The timing of events in birds' annual cycles is important to understanding life history evolution and response to global climate change. Molt timing is often measured as an index of the sum of grown feather proportion or mass within the primary flight feathers. The distribution of these molt data over time has proven difficult to model with standard linear models. The parameters of interest are at change points in model fit over time, and so least-squares regression models that assume molt is linear violate the assumption of even variance. This has led to the introduction of other nonparametric models to estimate molt parameters. Hinge models directly estimate changes in model fit and have been used in many systems to find change points in data distributions. Here, we apply a hinge model to molt timing, through the introduction of a double-hinge (DH) threshold model. We then examine its performance in comparison to current models using simulated and empirical data. Our results suggest that the Underhill–Zucchini (UZ) and Pimm models perform well under many circumstances and appear to outperform the DH model in datasets with high variance. The DH model outperforms the UZ model at low sample sizes of birds in active molt and shorter molt durations and provides more realistic confidence intervals at smaller sample sizes. The DH model provides a novel addition to the toolkit for estimating molt phenology, expanding the conditions under which molt can accurately be estimated.
LAY SUMMARY
Modeling molt timing has been difficult for researchers, especially when sample sizes of birds in active molt are small.

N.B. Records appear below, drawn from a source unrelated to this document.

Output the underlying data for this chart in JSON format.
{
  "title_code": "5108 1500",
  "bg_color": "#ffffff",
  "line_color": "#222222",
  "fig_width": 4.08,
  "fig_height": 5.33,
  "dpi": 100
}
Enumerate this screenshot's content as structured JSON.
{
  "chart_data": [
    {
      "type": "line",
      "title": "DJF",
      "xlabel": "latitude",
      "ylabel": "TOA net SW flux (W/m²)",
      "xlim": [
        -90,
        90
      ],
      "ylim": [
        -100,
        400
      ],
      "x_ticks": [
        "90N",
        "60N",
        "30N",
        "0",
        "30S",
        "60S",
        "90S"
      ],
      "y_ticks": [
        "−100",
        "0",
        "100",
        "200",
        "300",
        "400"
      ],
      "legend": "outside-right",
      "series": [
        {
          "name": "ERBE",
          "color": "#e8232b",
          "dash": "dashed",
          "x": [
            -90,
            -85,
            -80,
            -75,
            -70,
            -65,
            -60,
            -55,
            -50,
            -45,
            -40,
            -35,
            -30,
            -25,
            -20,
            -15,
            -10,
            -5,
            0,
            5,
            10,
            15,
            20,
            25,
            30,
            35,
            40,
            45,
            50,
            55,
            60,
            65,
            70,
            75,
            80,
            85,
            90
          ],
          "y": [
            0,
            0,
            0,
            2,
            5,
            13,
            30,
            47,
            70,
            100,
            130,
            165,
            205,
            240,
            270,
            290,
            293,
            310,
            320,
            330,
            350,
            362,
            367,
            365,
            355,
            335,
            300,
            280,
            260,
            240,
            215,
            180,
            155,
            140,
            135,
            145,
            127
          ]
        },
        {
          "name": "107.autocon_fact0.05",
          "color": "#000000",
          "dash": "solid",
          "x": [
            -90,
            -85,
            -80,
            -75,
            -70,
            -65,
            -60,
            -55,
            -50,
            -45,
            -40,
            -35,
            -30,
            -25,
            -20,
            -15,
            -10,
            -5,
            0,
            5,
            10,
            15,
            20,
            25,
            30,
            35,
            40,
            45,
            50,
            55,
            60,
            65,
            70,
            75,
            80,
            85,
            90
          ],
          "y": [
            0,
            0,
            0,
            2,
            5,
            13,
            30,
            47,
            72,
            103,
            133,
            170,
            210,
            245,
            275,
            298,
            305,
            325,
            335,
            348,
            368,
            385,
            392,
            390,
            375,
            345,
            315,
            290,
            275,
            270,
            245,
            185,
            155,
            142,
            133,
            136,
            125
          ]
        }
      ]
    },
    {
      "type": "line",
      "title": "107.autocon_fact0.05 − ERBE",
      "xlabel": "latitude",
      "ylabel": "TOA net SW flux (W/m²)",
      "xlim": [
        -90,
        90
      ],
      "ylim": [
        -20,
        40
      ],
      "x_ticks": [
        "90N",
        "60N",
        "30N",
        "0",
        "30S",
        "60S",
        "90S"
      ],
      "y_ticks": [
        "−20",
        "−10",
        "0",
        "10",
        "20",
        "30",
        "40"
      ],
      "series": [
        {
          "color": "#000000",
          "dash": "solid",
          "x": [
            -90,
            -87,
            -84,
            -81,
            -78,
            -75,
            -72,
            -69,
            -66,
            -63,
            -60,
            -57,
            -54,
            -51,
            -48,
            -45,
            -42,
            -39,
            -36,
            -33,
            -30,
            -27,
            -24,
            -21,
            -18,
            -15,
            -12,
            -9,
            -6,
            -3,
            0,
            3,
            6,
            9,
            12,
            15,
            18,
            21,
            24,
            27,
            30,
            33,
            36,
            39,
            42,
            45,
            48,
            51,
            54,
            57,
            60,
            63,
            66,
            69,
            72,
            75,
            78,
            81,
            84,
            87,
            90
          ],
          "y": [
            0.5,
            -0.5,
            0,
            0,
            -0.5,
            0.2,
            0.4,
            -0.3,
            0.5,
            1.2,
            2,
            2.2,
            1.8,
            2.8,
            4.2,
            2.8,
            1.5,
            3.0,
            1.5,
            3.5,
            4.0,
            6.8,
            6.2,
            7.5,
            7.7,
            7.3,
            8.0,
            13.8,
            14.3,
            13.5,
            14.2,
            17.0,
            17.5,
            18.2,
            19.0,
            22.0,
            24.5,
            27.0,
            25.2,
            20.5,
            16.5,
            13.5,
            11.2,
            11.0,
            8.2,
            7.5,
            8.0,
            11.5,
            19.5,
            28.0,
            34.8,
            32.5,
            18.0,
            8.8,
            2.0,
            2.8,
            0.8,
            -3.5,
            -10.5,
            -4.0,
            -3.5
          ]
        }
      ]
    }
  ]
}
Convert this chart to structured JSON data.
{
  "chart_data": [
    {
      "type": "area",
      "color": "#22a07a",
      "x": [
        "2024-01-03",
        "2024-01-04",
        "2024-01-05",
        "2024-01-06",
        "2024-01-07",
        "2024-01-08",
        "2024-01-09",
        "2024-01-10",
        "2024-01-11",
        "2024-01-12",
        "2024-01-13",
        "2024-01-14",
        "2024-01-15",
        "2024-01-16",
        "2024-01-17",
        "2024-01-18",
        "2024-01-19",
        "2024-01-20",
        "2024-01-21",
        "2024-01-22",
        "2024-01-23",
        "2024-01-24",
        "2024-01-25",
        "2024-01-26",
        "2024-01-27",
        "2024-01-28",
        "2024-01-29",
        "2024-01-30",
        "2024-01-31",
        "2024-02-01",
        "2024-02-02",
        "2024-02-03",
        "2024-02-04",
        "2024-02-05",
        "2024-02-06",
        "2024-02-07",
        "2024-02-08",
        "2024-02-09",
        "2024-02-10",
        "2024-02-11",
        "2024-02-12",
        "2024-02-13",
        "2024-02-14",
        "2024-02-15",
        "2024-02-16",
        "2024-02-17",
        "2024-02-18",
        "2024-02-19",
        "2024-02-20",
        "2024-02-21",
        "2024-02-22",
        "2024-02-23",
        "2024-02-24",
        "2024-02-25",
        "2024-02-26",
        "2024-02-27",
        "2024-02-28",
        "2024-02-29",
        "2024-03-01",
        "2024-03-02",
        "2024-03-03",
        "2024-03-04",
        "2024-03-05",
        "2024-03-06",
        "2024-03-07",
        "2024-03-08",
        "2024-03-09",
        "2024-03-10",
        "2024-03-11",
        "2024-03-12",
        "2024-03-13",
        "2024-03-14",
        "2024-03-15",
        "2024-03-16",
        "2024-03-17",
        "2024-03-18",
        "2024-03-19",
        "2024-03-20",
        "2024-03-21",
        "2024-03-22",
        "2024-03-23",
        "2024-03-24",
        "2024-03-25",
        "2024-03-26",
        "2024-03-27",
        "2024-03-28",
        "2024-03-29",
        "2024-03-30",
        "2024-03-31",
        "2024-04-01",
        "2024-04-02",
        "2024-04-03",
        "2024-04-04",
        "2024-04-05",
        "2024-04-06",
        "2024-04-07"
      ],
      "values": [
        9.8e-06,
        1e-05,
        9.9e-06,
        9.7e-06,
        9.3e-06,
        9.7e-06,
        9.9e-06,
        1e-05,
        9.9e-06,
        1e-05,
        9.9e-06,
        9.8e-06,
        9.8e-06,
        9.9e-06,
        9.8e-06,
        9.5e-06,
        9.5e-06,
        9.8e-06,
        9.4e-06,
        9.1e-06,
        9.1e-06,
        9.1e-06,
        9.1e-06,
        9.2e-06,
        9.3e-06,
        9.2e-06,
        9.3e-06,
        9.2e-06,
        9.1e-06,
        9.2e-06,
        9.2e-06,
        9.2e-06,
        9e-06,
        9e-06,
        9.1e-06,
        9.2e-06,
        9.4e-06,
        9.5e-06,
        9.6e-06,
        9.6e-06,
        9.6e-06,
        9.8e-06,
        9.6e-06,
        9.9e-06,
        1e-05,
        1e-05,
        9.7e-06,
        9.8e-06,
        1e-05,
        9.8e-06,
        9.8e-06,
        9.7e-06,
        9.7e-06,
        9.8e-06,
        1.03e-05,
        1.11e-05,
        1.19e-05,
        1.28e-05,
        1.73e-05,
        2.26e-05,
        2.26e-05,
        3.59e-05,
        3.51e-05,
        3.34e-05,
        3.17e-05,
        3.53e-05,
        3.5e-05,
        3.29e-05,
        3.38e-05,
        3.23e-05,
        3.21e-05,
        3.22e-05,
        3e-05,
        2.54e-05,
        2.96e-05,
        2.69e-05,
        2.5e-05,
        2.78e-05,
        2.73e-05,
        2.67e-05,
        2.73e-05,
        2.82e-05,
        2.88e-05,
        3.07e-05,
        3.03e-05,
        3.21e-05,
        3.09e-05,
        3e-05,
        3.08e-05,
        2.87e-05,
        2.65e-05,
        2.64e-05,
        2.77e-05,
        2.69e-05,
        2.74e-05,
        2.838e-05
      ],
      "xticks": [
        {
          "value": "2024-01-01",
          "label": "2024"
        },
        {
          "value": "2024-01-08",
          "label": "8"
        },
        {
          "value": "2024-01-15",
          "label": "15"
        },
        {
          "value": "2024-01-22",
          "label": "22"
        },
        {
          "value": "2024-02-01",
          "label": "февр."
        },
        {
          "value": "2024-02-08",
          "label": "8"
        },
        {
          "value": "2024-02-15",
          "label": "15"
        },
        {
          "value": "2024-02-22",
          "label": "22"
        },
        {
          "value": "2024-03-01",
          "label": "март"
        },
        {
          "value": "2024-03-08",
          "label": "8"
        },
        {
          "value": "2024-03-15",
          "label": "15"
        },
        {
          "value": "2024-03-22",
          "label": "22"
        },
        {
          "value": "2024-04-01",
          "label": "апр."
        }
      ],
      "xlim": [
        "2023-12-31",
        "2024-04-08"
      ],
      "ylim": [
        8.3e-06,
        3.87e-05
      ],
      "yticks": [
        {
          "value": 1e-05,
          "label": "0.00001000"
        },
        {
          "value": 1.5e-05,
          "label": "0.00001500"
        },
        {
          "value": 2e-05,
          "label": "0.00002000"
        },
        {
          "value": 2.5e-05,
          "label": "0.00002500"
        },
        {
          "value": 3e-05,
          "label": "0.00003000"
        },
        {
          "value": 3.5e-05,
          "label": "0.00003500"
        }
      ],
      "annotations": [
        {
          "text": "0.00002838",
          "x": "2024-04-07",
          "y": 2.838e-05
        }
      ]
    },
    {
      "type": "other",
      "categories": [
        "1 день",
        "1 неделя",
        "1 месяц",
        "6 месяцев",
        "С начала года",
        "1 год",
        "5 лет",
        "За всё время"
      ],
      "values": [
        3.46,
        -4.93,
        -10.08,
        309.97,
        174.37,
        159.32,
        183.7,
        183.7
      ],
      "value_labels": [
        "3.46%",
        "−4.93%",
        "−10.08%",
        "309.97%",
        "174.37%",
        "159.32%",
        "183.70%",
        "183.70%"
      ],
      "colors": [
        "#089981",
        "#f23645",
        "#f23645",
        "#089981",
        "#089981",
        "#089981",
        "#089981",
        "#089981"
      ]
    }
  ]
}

Many species of birds in museum and banding databases are represented by relatively small sample sizes of birds in active molt.
We apply a threshold model approach by developing a novel double-hinge threshold model that estimates onset and termination of molt.
We test this new model and existing models by comparing performance on simulated datasets and find that the threshold model performs well with small sample sizes of birds in active molt.
We also demonstrate the threshold model on empirical datasets and make this model available in an update to the existing R package cnhgpt.